Hogan Lovells signs deal to move to new flagship London home
Relocation to adjacent redevelopment will reduce floorspace by 15% as firm adopts 'agile ways of working'
Hogan Lovells has signed a 20-year lease to move into a 266,000sq ft redevelopment opposite its current London office on Holborn Viaduct.
The move, planned to go ahead in 2026 following completion of the redevelopment, will take the firm's flagship London team to a smaller space than the one it has occupied since 2001 as it becomes the latest law firm in recent years to trim down its physical office space.
Following the move, the firm will take up all 12 floors of the proposed redevelopment across Kimberley House, Meridian House and 32 Farringdon Street on the southeastern corner of Holborn Viaduct. The redevelopment scheme, designed by PLP Architecture, is set to begin construction this summer.

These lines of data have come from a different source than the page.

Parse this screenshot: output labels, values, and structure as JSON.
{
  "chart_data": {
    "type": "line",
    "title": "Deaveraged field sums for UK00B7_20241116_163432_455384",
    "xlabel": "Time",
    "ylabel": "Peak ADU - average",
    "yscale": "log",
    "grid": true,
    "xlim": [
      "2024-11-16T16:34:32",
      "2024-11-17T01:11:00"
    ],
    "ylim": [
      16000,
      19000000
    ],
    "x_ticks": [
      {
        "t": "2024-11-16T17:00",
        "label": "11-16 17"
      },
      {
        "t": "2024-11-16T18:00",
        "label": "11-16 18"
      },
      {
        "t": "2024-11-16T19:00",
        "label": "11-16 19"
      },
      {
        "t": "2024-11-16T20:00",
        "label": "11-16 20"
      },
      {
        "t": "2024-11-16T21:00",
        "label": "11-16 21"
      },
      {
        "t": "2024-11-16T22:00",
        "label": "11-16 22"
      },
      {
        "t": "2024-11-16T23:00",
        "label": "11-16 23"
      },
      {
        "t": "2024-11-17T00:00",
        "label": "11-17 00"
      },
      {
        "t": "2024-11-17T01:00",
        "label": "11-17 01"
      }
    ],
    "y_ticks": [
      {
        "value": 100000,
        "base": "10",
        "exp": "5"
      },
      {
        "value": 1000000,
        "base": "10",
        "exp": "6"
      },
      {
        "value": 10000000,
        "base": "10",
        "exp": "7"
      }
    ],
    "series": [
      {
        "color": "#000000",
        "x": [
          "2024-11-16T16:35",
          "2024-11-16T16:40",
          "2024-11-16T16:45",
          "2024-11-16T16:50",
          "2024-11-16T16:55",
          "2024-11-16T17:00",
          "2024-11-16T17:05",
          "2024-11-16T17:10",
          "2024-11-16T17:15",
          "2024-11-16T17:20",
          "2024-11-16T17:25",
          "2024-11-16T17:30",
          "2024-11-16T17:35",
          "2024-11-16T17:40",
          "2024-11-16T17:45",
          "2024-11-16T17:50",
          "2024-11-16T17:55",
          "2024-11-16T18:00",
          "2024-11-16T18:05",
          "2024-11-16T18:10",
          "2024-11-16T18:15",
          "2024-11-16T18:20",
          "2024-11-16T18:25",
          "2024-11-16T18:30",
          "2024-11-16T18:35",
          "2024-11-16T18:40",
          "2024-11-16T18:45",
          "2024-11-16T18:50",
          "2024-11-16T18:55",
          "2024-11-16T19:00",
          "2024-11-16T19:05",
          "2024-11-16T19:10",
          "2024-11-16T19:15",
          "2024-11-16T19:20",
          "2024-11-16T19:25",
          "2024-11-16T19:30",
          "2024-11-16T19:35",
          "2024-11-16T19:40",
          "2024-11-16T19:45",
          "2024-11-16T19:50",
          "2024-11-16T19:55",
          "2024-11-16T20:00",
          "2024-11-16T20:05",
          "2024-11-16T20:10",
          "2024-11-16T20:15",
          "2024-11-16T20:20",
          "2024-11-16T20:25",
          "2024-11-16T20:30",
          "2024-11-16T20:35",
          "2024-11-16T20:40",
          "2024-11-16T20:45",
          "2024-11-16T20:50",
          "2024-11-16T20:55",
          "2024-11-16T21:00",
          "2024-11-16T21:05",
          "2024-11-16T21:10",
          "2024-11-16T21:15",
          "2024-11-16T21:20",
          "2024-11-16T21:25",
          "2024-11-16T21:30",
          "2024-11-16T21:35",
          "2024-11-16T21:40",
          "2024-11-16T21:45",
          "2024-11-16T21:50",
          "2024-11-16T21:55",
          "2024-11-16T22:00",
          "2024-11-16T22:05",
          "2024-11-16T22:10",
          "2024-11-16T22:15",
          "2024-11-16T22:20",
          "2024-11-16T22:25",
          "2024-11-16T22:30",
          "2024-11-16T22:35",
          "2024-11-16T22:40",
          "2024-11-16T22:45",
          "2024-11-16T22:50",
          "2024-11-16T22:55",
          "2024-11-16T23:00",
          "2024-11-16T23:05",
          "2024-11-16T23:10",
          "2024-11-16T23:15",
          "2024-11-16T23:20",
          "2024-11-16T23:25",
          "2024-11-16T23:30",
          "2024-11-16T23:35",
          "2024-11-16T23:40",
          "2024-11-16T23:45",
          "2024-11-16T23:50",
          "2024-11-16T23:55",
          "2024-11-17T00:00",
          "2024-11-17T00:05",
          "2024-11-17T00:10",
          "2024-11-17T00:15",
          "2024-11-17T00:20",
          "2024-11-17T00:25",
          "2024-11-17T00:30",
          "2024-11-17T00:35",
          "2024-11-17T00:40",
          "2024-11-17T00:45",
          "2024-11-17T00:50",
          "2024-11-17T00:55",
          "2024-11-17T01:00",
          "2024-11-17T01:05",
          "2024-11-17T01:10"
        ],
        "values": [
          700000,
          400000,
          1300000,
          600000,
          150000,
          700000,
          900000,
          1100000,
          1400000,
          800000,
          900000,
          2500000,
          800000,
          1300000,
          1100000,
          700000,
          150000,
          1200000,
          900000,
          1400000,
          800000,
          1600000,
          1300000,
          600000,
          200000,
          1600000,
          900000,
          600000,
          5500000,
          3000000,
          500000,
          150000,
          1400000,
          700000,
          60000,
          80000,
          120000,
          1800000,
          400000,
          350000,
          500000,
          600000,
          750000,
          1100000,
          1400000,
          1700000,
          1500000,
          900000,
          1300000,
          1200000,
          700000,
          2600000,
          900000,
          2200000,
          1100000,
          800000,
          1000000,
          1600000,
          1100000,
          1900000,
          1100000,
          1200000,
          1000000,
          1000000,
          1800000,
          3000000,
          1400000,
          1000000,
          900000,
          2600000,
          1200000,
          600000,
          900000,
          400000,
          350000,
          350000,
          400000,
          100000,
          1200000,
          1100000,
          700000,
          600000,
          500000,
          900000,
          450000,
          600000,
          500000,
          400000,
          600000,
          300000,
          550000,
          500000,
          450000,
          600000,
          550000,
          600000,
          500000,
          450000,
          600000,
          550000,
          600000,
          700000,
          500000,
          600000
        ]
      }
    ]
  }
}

The firm’s new office space marks a 15% decrease in size from the firm’s previous 320,000sq ft home in Atlantic House, which it has occupied for the last 20 years. A spokesperson for the firm said the change was not due to a planned headcount reduction, but rather a “reflection of efficiencies and evolving work styles and patterns”.
“We have seen a trend in the market over the last decade of office space decreasing, as we, competitors and clients move to increased open plan and agile ways of working,” the spokesperson said.
“The COVID-19 pandemic has accelerated this, and we expect that many of our people will adopt a hybrid model, combining the best of both remote working and office contact. Our new office will allow for a greater efficiency in our use of space than we can achieve in Atlantic House.”
CMS advised Hogan Lovells on the lease. The team was led by real estate partners Barry Morris and Marie Scott and includes partners Karagh Gilliat, Nick Lloyd, Lauren Alder, Ashley Damiral and David Parton, who co-leads the firm’s construction and engineering practice.
“This impressive and sustainable regeneration scheme will offer significant flexibility and encourage new and innovative ways of working,” Morris said, adding that it was “great to support Hogan Lovells as they embark on their exciting next chapter”.
Penny Angell, Hogan Lovells' UK managing partner, said the firm was “excited at the opportunity to redefine how our space can best support our business” by moving into the updated space after more than 40 years in Holborn Viaduct.
“Having the space and technology that reflects our evolving working style and is flexible enough to adapt as the future needs of our people and our clients change is critical,” she said.
Angell added that the building’s sustainability credentials, green spaces and energy and efficiency targets align with the firm’s global sustainability plan and “commitment to being a responsible business”.
Last year, Allen & Overy announced plans to relocate its London headquarters to offices being constructed at 2 Broadgate in a move that would allow it to significantly reduce its floor space by 246,000sq ft and more easily meet its sustainability targets.
Wall Street stalwart Milbank opted not to downsize when it relocated its City base to 100 Liverpool Street in November. The firm’s new space accounted for 70,000sq ft of the 520,000sq ft redevelopment, meaning it increased its floor space by a total of 16,000sq ft.
Chicago giant Kirkland & Ellis also moved its London headquarters from 30 St Mary Axe – known as the Gherkin – to a newly constructed space located at 40 Leadenhall Street in October.